うたまるさん

怒りのうたまるさんのレビュー・感想・評価

怒り(2016年製作の映画)
4.2
圧巻の演技力!

八王子夫婦惨殺事件。殺害現場に「怒」の血文字を残した指名手配犯山神一也は顔を整形しながら逃亡を続けていた。

その事件から1年経ち、東京新宿、千葉県の漁港町、沖縄の離島にそれぞれ素性の知れぬ男が現れる群像劇。
そのぞれの物語は全く交差しないのだが、同じ時の中で人と人との出会いやつながりをしっかり描いた傑作。
何より凄いのは出演者の面々。それぞれの場所で展開されるエピソードに登場するのは全て主役級の俳優ばかり。

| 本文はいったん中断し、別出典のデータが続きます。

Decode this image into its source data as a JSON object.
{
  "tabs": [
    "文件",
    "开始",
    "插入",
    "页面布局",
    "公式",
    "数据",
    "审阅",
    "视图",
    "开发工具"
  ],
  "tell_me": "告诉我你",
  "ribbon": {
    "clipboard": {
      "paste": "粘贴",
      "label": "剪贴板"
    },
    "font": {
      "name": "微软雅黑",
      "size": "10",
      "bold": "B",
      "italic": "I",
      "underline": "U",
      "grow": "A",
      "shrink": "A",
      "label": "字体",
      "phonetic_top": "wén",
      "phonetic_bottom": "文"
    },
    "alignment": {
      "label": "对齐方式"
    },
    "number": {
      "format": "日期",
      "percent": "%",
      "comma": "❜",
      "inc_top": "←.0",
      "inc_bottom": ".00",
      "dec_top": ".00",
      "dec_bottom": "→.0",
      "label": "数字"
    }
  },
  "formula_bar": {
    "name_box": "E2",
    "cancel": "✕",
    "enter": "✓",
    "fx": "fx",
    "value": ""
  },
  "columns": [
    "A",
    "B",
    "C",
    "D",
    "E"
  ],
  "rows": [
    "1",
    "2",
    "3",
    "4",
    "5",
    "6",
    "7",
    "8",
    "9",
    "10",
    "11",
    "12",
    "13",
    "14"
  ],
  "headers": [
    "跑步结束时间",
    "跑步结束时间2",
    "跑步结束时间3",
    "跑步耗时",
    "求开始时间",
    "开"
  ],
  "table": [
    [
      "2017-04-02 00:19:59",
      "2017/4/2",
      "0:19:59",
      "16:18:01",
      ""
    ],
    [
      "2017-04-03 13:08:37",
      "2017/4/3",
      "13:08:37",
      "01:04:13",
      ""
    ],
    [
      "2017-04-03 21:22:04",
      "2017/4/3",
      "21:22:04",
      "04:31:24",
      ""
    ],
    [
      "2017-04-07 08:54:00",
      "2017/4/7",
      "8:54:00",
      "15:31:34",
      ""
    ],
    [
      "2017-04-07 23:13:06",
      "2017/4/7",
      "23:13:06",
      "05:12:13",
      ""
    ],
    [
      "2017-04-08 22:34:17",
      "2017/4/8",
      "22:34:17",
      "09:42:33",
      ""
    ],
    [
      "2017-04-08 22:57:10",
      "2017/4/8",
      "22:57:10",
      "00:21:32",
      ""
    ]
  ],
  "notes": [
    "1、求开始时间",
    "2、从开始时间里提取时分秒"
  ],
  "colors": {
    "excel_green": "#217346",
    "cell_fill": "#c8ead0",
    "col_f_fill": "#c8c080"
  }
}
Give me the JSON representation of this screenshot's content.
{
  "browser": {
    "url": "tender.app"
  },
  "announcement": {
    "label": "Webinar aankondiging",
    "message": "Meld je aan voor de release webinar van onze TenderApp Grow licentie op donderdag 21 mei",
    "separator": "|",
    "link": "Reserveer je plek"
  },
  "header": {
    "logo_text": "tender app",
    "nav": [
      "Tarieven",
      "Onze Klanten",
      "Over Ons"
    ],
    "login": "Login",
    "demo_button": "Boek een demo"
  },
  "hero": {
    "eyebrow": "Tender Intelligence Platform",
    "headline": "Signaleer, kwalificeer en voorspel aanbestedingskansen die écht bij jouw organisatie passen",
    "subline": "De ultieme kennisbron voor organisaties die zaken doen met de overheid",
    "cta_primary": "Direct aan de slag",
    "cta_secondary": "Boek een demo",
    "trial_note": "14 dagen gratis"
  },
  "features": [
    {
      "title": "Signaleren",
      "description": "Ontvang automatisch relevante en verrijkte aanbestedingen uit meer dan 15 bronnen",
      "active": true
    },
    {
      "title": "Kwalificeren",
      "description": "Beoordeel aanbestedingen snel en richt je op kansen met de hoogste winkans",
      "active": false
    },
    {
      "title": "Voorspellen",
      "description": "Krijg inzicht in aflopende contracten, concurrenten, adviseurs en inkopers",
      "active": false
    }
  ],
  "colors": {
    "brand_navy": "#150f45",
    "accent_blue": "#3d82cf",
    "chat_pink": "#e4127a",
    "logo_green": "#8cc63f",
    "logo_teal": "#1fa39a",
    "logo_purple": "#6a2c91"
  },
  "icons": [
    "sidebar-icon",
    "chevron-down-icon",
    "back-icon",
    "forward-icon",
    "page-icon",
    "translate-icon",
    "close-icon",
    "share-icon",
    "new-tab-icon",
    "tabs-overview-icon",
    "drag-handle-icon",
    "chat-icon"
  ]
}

また、その人たちのシリアスな演技がたまらない!クゥー!

ストーリーについても、単に犯人捜しのミステリーではなく、それぞれの町に突然現れた見知らぬ男とその人物に関わる人たちとの物語が丁寧に描かれているので、どこかに偏った感情移入をすることなくきれいに並行して鑑賞することが。できます。

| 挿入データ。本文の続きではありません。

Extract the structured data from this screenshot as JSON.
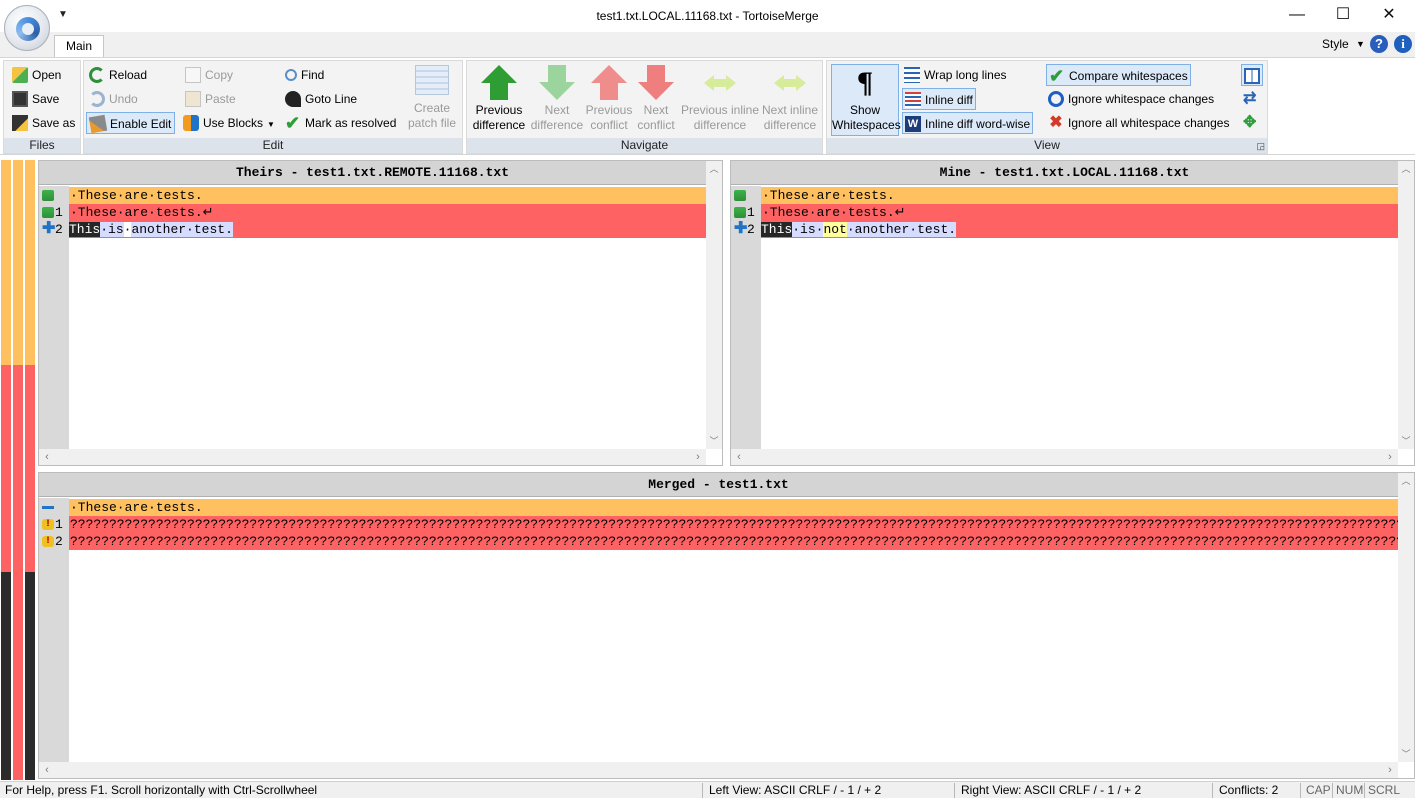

特に圧巻なのは女優陣。それぞれのエピソードにキーとなる女性がいて、千葉県の漁港町では宮崎あおいが演じた愛子、沖縄の離島では広瀬すずが演じた泉、そして東京新宿では男性になってしまいますが、ゲイの男を演じた妻夫木聡。
それぞれの役者さんたちが感情をむき出しにした熱演にガツンと心を奪われ、映画の中に完全に引き込まれてしまいました。

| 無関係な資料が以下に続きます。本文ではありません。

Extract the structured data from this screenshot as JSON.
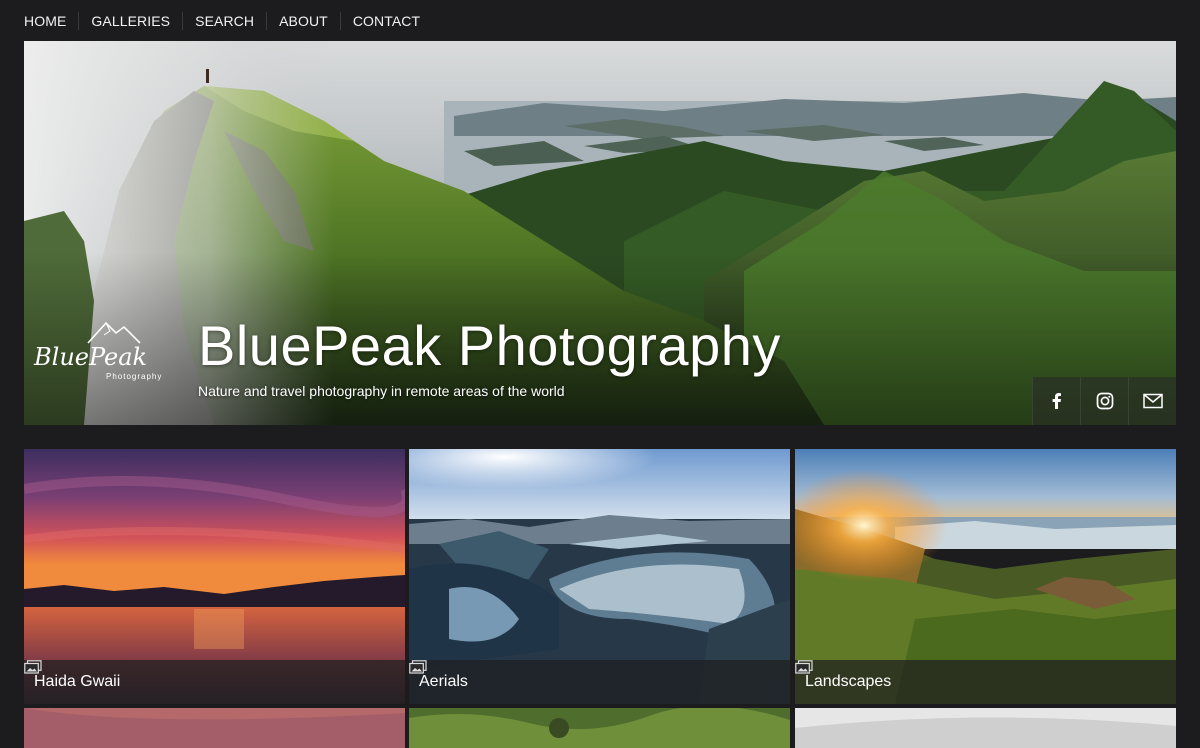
{
  "nav": {
    "items": [
      "HOME",
      "GALLERIES",
      "SEARCH",
      "ABOUT",
      "CONTACT"
    ]
  },
  "hero": {
    "title": "BluePeak Photography",
    "subtitle": "Nature and travel photography in remote areas of the world",
    "logo": {
      "word": "BluePeak",
      "tagline": "Photography"
    },
    "social": [
      "facebook-icon",
      "instagram-icon",
      "mail-icon"
    ]
  },
  "galleries": [
    {
      "label": "Haida Gwaii",
      "icon": "gallery-icon"
    },
    {
      "label": "Aerials",
      "icon": "gallery-icon"
    },
    {
      "label": "Landscapes",
      "icon": "gallery-icon"
    }
  ],
  "colors": {
    "background": "#1c1c1e",
    "caption_bar": "#1e1e20",
    "text": "#ffffff"
  }
}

余談ではありますが、私自身が韓国映画にはまったのも日本の映画が面白くなくなってしまったからで、どれを見てもイケメンアイドルの男子とテレビで活躍しているきれいな若手女優が織りなすチープな恋愛映画が主流になってしまい、ストーリーや演技力よりも音事協に属する事務所が売り出したいビジネスのためだけに存在しているようにも思えてしまったからなのですが、いやいやこの映画はかなり骨太なしっかりと軸のある作品に仕上がっているように感じました。

本当はもっとストーリーに沿った感想を書きたかったのですが、あまりに気に入り過ぎて大きなネタバレを披露してしまいかねないので今回のレビューはここまでとさせていただきます。

見ごたえのある作品なので、成人の方ならすべての方にオススメです。